U.S. and European officials have prodded the NTC to be more “inclusive” by broadening the body and reaching out to leaders of the western tribes. By and large, though, Libya’s new rulers have ignored that advice, and there were already signs of growing discontent in western portions of the country. The AP story reported an anonymous comment from an official in Britain’s Foreign Office disputing the official account coming out of Tripoli that the fight in Bani Walid was between government forces and pro‐Qaddafi loyalists. The real nature of the conflict, according to the British diplomat, was a culmination of growing tensions between the NTC and “local tribal leaders.”

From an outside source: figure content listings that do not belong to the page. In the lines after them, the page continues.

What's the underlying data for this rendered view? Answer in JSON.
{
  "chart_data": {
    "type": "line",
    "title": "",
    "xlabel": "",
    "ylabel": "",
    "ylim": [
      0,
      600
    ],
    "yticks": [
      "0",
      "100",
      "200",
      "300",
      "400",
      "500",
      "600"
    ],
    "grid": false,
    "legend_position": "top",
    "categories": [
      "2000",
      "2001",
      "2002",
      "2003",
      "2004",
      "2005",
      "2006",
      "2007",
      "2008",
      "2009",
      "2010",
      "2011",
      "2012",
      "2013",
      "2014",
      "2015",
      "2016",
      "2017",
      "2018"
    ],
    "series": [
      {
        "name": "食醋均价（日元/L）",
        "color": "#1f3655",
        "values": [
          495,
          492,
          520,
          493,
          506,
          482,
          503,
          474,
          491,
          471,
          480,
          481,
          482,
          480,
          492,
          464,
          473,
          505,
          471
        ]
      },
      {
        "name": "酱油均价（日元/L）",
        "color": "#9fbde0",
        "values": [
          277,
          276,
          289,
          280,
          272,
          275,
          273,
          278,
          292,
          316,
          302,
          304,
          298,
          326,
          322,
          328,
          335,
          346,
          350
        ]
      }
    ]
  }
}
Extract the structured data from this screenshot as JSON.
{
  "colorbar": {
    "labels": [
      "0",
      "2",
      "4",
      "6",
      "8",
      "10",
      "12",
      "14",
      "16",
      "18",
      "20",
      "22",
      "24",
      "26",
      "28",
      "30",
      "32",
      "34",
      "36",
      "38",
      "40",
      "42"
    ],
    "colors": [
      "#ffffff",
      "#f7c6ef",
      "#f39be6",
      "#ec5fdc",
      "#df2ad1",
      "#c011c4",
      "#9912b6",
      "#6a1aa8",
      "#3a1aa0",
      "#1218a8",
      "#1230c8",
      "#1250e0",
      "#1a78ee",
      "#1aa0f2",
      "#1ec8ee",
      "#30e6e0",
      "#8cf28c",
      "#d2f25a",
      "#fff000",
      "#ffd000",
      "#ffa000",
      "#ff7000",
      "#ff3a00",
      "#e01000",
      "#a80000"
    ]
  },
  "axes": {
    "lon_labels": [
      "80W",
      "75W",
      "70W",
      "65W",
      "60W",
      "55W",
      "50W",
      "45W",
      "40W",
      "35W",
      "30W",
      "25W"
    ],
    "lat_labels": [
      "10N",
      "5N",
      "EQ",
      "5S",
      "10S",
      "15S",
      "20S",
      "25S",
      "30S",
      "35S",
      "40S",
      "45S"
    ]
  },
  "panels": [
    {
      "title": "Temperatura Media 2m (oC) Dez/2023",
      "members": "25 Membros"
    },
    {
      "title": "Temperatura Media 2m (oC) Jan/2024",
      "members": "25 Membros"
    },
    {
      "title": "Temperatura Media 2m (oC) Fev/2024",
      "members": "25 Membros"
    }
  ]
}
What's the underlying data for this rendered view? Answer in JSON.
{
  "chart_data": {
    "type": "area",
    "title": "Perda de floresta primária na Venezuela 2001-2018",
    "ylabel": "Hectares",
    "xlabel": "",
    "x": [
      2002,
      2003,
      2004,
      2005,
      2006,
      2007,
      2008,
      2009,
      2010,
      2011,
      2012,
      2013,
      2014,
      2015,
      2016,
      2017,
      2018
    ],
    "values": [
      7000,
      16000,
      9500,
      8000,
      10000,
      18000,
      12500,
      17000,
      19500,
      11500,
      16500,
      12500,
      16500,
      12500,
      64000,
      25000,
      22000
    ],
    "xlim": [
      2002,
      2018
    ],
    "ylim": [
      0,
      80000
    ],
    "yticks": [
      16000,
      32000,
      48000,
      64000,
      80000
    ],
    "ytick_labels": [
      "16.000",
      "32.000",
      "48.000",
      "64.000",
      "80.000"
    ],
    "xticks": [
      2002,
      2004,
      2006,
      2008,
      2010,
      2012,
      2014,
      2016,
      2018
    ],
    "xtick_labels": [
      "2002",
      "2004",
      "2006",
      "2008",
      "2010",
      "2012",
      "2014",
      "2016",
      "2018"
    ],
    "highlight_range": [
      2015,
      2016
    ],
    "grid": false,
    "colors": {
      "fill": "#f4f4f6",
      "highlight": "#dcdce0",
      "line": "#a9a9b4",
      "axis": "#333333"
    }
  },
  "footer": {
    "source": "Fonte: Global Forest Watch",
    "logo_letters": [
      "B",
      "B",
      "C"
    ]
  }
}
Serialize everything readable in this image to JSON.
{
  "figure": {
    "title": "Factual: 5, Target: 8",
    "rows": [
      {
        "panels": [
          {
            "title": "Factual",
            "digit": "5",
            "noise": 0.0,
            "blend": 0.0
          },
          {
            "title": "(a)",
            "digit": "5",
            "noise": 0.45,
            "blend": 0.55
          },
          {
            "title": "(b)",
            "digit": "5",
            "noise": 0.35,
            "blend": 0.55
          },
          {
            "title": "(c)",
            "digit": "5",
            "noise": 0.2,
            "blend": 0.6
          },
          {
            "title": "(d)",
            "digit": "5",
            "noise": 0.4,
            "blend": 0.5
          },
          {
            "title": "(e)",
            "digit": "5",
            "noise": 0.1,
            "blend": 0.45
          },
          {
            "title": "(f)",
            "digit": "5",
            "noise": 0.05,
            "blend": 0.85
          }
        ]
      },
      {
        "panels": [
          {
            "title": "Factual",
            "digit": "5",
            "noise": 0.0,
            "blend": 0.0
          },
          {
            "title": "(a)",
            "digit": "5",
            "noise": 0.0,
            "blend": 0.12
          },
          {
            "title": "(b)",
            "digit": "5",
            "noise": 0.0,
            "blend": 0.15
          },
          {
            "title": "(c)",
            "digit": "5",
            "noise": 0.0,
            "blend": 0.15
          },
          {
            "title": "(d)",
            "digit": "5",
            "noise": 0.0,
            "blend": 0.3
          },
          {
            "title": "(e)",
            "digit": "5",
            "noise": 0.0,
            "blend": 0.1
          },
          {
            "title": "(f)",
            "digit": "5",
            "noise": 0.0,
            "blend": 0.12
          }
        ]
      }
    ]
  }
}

The firefight in Bani Walid does not necessarily herald the onset of a civil war in Libya, but one certainly cannot rule out that possibility. If an internecine conflict does erupt, the United States and its NATO allies should adopt a posture of neutrality. NATO has already meddled far too much on behalf of the NTC and the eastern tribes that dominate it. The wisdom of such meddling became especially questionable when one of the first acts of the NTC after seizing the national capital was to endorse the goal of imposing sharia law.
Given Libya’s complex tribal composition and the dubious ideological orientation of the NTC, U.S. and NATO officials must guard against being conned by allegations coming from the regime that its adversaries are just stubborn Qaddafi loyalists. As we discovered in Iraq, such a simplistic, self‐serving explanation can conceal a much more troubling reality.
The United States has nothing at stake in Libya that warrants involvement in that country’s internal disputes, and Washington erred by participating in NATO’s original intervention. If the current tensions escalate into a full‐blown conflict between Libya’s eastern and western tribes, the Obama administration should not repeat that error.